At episode 3, i can confirm Yuru Camp Season 2 is great, might even be better than the first one, uber comfy, supercute, so much it will heal your filthy soul. Bliss, comfy bliss.

Watch out for the sudden, detailed and unexpected eel “murder” sequence (not pictured here) before being served.

Oh, yes, also, Cells At Work BLACK anime tackled erection and gonorrhea, as you do.

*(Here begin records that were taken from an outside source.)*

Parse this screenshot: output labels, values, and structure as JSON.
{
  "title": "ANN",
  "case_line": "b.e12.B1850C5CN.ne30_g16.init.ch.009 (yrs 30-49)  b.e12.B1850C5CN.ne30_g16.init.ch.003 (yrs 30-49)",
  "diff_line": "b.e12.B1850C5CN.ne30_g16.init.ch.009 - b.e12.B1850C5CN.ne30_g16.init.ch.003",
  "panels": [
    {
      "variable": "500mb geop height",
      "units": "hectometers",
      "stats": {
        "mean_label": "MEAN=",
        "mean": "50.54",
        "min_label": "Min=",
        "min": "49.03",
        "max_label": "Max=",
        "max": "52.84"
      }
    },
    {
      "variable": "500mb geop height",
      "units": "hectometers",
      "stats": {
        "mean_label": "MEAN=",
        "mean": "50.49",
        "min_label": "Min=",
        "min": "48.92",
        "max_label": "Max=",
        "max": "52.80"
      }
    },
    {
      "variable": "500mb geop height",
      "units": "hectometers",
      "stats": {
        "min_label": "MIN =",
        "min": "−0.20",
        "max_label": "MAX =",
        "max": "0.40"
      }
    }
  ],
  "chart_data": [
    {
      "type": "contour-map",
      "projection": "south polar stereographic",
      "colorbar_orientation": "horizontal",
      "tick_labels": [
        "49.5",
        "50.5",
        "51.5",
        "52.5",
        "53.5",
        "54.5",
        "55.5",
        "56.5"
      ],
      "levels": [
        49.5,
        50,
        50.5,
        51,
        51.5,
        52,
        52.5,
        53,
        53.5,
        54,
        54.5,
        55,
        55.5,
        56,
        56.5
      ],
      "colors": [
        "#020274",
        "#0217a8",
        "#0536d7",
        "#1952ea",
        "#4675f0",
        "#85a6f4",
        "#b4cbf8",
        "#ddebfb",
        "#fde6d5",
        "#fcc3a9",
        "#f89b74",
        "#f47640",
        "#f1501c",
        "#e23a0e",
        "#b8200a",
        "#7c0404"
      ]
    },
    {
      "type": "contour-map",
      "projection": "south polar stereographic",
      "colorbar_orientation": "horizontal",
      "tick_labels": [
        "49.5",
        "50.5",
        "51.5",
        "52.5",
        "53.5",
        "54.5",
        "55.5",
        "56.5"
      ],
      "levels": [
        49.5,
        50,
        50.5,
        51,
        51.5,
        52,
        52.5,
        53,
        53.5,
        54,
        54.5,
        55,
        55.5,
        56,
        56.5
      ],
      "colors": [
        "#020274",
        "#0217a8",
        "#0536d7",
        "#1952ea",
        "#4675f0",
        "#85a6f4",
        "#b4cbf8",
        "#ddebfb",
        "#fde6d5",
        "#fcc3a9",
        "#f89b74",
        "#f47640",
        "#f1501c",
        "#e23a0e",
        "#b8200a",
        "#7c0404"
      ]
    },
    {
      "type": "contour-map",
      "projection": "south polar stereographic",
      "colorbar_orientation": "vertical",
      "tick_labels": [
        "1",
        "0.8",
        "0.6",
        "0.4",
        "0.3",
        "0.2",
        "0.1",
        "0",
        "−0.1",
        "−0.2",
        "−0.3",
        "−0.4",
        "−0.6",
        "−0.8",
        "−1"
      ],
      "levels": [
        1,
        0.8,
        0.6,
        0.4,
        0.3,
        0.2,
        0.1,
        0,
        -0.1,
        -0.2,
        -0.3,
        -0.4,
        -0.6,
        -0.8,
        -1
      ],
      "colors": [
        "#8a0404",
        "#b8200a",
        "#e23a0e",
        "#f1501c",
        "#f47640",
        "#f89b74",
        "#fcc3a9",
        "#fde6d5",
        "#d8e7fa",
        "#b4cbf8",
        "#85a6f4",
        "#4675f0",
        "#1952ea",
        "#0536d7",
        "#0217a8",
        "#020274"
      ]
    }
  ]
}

Can’t wait for the new episode of EX-ARM and what new shades of utter incompetence will bring, i’m sure the full fight scene against the robo-maid (shown both in the episode preview and in the PV of the series, you know, that video that literally publicized the anime series by saying “brace yourself, other sci-fi anime series, here we come!”) will manage to be even worse than expected.

I hope i can bring you some new reviews in the coming week, we’ll see.

Heya Camp/Room Camp (2020) [REVIEW] Stamp Camp

Quite likely devised as a stop-gag to hold fans of the series over until the second season, Heya Camp/Room Camp is basically more Yuru Camp…. without the camping, and conceived as a short anime series, as in 12 episodes, but 3 minutes episodes.

The animation is curated by C-Station with most of the same staff, it looks and feels exactly like the first season, but given how short it is, you could easily consider it Yuru Camp Season 1.5.